Under this proposed rule, a CIP would require IaaS providers to:

• Verify the identity of foreign person users for new or existing accounts (including what documents would suffice for this verification, and what will not);
• Verify resellers of IaaS products and services;
• Keep adequate records of all verifications / foreign users;
• Limit other third parties (unverified) from accessing the platforms;

Some commenters have suggested the CIP will not be sufficient because malicious actors are savvy enough to conceal their identity.  Most commenters have agreed the new rule would impose an increased compliance burden on their operation, and are in favor of exemptions from the rules if certain criteria are met (such as the adoption of an ADP).

The rule goes on to specify other requirements of a CIP, including definitions for what constitutes a “United States IaaS Provider.”

What about AI?  Can it be controlled?

As mentioned above, the new rule also imposes controls and requires IaaS providers to monitor activity for the training of large AI models.  But what does that mean?  Commerce gets specific here by describing a “dual-use foundation model” with the following definition:

The term “dual-use foundation model” means an AI model that is trained on broad data; generally uses self-supervision; contains at least tens of billions of parameters; is applicable across a wide range of contexts; and that exhibits, or could be easily modified to exhibit, high levels of performance at tasks that pose a serious risk to security, national economic security, national public health or safety, or any combination of those matters, such as by: (i) substantially lowering the barrier of entry for non-experts to design, synthesize, acquire, or use chemical, biological, radiological, or nuclear (CBRN) weapons; (ii) enabling powerful offensive cyber operations through automated vulnerability discovery and exploitation against a wide range of potential targets of cyber attacks; or (iii) permitting the evasion of human control or oversight through means of deception or obfuscation.

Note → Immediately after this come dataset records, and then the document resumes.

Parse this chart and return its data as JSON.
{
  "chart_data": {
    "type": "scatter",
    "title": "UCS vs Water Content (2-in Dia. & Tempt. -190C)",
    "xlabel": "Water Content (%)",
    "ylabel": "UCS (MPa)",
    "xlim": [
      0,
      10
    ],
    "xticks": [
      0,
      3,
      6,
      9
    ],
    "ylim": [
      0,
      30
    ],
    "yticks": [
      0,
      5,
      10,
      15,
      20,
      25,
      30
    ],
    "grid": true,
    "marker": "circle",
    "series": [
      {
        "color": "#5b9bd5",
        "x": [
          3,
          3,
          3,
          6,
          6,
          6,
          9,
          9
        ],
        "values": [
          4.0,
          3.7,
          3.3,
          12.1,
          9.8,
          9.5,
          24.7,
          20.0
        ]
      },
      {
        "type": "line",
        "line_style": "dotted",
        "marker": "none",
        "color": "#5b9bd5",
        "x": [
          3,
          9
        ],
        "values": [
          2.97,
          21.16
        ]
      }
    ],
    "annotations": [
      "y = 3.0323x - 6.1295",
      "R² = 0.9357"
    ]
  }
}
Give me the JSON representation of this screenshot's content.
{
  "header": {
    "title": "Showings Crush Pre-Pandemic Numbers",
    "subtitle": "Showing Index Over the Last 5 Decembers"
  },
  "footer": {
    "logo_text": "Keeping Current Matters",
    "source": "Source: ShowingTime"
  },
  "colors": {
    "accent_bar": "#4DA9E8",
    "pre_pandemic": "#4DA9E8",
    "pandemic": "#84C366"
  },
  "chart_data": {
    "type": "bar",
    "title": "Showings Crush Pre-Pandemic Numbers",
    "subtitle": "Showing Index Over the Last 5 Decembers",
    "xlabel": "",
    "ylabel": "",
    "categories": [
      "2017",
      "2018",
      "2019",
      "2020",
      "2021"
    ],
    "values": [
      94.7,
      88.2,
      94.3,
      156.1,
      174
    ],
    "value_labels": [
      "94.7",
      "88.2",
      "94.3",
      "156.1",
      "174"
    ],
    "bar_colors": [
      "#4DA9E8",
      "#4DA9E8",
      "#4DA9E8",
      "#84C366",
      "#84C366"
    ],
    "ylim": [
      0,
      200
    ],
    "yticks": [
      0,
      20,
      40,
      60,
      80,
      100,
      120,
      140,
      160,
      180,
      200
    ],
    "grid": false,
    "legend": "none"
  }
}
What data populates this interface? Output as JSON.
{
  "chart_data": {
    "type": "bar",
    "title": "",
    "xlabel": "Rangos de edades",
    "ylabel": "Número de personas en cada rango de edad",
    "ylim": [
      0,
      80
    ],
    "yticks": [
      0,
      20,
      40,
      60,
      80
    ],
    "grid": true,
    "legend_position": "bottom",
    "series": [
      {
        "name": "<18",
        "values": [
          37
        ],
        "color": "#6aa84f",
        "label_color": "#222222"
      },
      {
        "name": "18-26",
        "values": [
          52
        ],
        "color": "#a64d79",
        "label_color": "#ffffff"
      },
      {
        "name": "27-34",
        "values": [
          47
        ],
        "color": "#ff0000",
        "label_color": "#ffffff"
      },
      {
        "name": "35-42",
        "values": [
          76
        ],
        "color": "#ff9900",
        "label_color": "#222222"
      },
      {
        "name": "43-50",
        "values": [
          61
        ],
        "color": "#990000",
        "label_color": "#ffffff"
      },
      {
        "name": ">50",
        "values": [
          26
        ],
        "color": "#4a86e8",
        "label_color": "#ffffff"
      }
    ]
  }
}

It’s important to note that, as of today, there exist no actual controls on AI itself.  Rather, the U.S. Government has proposed (or already implemented) a range of controls around AI and its uses.  These include but are not limited to:

• Development of AI-capable advanced computing chips
• The machines used to manufacture those chips
• The software and algorithms that run AI
• The front-end IC production
• Advanced computing
• Encryption controls related to the above
• The outputs AI can create (for example, as noted above, outputs that help with CBRN weapons development, cyber-attacks and other evasion/deception activities, among other things)
• Controls on who uses AI (and how they use it)
• Deemed exports and reexports of AI technology

This proposed new rule represents a significant first step for Commerce’s Bureau of Industry and Security (BIS) towards implementing the Executive Orders targeting IaaS and AI.  Comments and suggestions for the rule are open until April 24, 2004.  You can read the proposed new rule here.

The keyword here is “first step.”  This is an ongoing process, and there are almost sure to be more rules and controls to follow as BIS attempts to “hug the cloud.”  The big question now is will this be a bear hug?  Or more of a one-armed, to-the-side bro hug?  Perhaps just a gentle squeeze?  We will find out sooner than later.